Chocolate Buttermilk Cake Recipe
- 1 Single Bowl
- 1 Baking Pan non-stick cooking spray
- 1 Oven
- 1 stirrer
- 1 Saucepan
- 2 cups flour
- 2 cups white sugar
- ½ cup unsweetened cocoa powder
- 2 teaspoon baking soda
- 1 teaspoon baking powder
- ½ teaspoon salt
- 2 large eggs
- 1 cup vegetable oil
- ½ cup (1 stick) butter
- ⅔ cup cocoa powder
- 3 cups powdered sugar
- ⅓ cup whole buttermilk
- 2 teaspoon vanilla extract
- Set the oven to preheat to 350 degrees. Spray a 9x13 inch baking pan with non-stick cooking spray and sprinkle with flour.
- Set the pan aside as you prepare the cake ingredients.
- In a large mixing bowl, stir together the flour, sugar, cocoa powder, baking powder, baking soda, and salt. Whisk until fully combined.

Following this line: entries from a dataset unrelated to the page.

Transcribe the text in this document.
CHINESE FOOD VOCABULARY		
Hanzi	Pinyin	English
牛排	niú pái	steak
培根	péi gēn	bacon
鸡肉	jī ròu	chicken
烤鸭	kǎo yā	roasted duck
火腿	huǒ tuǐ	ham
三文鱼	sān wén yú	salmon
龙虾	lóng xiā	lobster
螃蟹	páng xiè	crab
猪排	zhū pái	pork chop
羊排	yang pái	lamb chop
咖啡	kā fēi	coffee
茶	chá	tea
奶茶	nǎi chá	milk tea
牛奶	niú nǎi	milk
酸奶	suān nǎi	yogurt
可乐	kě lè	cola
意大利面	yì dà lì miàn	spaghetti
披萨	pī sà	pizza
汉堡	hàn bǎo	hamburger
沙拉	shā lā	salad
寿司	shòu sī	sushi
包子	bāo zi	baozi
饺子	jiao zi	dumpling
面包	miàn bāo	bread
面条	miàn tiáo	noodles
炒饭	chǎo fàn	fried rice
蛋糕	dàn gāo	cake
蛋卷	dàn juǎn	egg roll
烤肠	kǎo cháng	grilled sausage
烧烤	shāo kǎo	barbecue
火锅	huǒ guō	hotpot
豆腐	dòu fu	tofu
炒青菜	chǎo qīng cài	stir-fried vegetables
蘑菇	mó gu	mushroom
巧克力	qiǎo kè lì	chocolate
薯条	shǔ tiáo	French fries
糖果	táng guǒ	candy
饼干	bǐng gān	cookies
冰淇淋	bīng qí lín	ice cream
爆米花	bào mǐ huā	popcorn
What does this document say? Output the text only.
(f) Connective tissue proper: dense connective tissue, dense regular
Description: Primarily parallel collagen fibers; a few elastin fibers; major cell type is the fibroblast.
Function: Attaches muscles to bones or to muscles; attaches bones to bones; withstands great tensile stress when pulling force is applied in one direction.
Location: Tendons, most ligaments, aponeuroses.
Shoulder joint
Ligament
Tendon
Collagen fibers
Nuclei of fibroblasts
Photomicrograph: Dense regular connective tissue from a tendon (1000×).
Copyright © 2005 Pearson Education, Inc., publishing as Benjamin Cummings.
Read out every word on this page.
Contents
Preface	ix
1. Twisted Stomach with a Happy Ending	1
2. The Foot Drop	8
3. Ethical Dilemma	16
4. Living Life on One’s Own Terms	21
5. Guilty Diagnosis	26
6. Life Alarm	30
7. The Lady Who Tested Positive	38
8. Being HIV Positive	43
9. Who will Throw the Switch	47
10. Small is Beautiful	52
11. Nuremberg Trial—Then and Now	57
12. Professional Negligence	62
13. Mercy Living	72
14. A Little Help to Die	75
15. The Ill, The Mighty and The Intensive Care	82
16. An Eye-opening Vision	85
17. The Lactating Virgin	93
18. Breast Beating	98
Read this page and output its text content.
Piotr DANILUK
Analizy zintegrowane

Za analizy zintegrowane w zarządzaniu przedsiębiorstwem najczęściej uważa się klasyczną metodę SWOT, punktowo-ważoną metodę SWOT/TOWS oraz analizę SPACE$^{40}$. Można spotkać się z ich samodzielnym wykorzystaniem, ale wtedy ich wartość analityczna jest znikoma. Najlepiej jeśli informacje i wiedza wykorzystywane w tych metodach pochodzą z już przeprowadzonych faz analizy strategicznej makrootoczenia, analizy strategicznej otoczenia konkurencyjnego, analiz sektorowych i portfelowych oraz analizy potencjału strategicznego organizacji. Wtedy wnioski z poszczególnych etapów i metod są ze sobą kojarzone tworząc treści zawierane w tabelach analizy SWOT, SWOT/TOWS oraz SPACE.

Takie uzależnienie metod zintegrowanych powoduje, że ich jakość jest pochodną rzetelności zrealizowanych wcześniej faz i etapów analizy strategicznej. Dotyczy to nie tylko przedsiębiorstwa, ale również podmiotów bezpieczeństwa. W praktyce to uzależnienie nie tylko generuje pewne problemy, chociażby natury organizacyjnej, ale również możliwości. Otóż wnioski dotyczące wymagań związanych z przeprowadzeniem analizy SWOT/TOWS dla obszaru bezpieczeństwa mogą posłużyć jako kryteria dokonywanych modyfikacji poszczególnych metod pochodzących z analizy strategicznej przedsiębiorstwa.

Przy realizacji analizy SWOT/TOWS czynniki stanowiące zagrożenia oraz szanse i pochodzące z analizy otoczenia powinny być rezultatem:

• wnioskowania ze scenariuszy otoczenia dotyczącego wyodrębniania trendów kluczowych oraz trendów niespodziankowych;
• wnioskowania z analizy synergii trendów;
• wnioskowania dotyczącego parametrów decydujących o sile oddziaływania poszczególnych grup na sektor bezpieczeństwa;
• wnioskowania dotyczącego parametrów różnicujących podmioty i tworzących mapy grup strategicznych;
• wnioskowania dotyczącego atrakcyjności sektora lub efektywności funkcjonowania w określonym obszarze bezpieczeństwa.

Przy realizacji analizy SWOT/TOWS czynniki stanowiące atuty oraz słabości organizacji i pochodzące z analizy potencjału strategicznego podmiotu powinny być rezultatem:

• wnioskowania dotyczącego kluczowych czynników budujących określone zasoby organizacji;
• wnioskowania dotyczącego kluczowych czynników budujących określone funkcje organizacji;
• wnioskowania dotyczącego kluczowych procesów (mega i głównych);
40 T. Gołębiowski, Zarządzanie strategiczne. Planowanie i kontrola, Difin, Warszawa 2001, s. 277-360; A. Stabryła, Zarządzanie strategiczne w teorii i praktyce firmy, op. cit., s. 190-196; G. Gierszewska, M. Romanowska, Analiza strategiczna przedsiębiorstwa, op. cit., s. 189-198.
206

- Then, add the buttermilk, oil, and the eggs. Stir until the mixture is smooth and there are no lumps. Finally, add the water. Stir until completely smooth.
- Pour the mixture into the greased pan and smooth the batter into an even layer. Place the pan into the oven and bake the cake for 30 to 35 minutes or until the top becomes firm. After the cake is baked, take the pan out of the oven and let the cake cool completely in the pan before icing.
- To prepare the icing, melt the butter in a saucepan over low to medium heat. Use a whisk to stir in the unsweetened cocoa powder. Allow this mixture to cook for 2 minutes. Make sure the cocoa and the butter mixture does not boil.
- After 2 minutes, remove the saucepan from the heat and add the vanilla, buttermilk, and sugar. Whisk the mixture until it is smooth and consistent throughout. The icing should be thick and spreadable at this point. However, if it is too thick, slowly add more buttermilk, one tablespoon at a time, to thin it.
- Once your icing is the correct consistency, spread it on the cooled cake while it is still warm. Allow the icing to cool and set before serving.